What Does The Color of Butter Depend On?
The color of butter depends mainly on the concentration of beta-carotene, a substance rich in yellow-orange pigments with antioxidant properties and a source of vitamin A, which in turn depends on the type of feed given to the cows from which the milk is milked to then obtain the butter.
When animals are free-range and graze, they consume much more beta-carotene through grass than cows that eat only hay or feed. Cows store beta-carotene in their adipose tissue, liver, and partly in the fat globules of their milk and therefore in their butter, which, being very rich in fat, will be richer in beta-carotene and therefore more colorful. Grass, thanks to the presence of omega-3s, also improves the consistency of butter, making it softer and easier to spread.

Cows that are not allowed to graze freely but are fed hay, wheat, or corn produce milk (and therefore butter) that is whiter because the feed they eat has a much lower concentration of beta-carotene. Be careful, this doesn't just apply to industrial farms: even cows on pastures change their diet during the winter, because they remain indoors in stables and eat hay instead of grass.
The color of butter, therefore, can also vary based on the season in which it is produced and the same animal can produce more or less colored butter depending on whether the product is made from milk produced in summer or milk produced in winter.

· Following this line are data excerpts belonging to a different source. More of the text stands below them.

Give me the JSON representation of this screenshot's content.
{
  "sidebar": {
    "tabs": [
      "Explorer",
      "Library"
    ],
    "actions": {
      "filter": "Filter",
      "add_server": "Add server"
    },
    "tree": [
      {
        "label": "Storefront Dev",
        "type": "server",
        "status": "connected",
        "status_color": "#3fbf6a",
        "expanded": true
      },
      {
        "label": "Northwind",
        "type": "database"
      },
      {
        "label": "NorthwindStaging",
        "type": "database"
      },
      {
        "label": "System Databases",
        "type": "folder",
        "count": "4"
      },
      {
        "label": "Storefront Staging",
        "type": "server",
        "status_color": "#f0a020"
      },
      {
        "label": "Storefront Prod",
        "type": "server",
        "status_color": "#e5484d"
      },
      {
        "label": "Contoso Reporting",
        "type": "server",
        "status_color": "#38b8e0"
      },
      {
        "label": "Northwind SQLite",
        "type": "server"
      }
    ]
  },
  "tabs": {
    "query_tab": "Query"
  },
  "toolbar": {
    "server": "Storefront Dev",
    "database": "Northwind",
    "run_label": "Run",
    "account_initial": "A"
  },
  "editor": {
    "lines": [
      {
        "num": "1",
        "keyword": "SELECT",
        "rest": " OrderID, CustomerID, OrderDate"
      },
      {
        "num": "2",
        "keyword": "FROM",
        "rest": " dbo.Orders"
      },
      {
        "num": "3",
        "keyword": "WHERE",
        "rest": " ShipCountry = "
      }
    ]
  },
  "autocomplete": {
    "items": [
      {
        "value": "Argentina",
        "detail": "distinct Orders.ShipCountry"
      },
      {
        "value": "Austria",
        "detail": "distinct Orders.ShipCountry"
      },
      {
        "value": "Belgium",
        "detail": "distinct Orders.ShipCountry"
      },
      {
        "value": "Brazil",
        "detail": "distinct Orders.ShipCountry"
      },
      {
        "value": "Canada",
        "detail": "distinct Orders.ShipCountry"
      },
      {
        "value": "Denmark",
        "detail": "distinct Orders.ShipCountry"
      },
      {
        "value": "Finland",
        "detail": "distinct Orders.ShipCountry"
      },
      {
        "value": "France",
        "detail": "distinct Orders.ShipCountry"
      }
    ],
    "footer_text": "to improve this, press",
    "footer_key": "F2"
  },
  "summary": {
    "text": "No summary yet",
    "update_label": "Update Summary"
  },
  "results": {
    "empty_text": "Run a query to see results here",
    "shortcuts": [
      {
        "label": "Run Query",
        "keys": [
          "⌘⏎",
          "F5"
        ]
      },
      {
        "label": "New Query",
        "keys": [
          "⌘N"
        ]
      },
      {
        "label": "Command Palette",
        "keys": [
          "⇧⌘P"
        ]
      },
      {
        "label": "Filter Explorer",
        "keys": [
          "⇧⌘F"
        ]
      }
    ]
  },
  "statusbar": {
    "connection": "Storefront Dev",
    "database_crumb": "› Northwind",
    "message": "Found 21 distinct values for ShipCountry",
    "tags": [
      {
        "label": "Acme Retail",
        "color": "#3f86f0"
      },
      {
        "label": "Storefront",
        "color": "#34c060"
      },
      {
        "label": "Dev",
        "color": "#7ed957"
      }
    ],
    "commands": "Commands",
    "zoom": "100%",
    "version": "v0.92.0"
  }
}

How to Recognize Quality Butter
Today, yellow butter tends to be associated with better quality because, as we've explained, yellow butter comes from animals fed completely naturally. This is a good guideline when choosing butter, although, as we've explained, butter can sometimes be lighter in color if made from the milk the animal produces in winter (though it will always have a slight yellowish tinge and will never be perfectly white).
Generally speaking, if you don't buy butter from a farmer but need to buy industrial butter, straw – yellow butter is generally better than very white butter, even better if its consistency isn't too soft, but creamy and melts easily. When it comes to industrial products, however, you should also be wary of yellow butter. Since the almost white butter found in commercially produced blocks has become synonymous with low quality, many companies have started coloring them, for example by adding ingredients like saffron to make them more yellow.

So how can you tell if butter is truly yellowish because it's good quality or if it's been colored to give the impression of being organic? The key is to read the label carefully, as the law requires it to disclose any colorants.